Mit der Fertigstellung des Staatshafens 1921 nahm auch die Stadt Aschaffenburg einen wirtschaftlichen Aufschwung. Im Hafengebiet siedelte sich vielfältige Industrie an. Es erstreckt sich im Quadrat der Straßen Limesstraße, Stockstädter Weg, Darmstädter-, Hafenrand- und Werftstraße. Im Zuge der ebenfalls 1921 bis Aschaffenburg abgeschlossenen Mainkanalisierung (Staustufe Mainaschaff) wurde der Main, der vordem immer wieder die anliegenden Grundstücke überschwemmt hatte, auf seinem linken Ufer mit einem Hochwasserdamm versehen.

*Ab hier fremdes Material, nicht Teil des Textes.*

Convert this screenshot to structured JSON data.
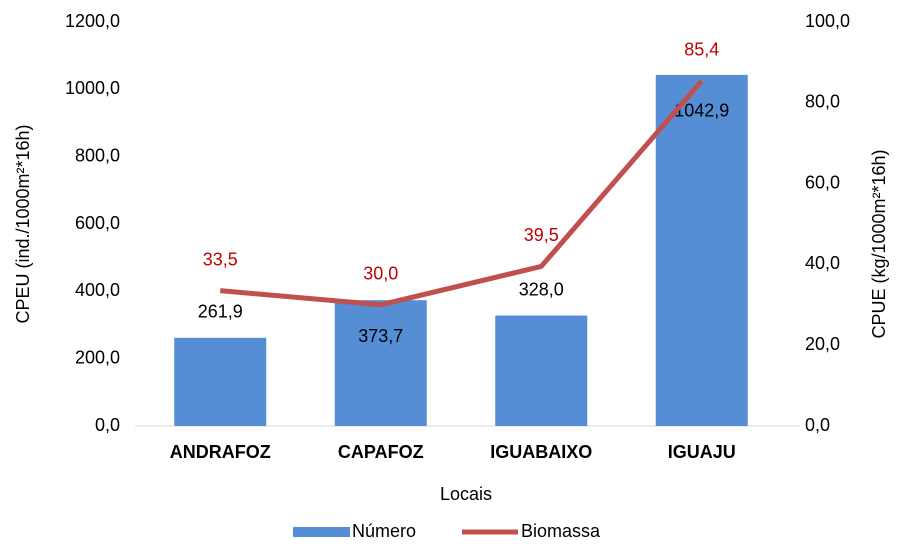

Die Aufschüttung der Mainwiesen erfolgte mittels tausender Kipplorenladungen (daher der bei den alteingesessenen Leiderern für diese Fläche gebräuchliche Name Kipp). Der Bau des Uferdammes vor Leider konnte erst in den 1930er Jahren mit Hilfe des Arbeitsdienstes abgeschlossen werden.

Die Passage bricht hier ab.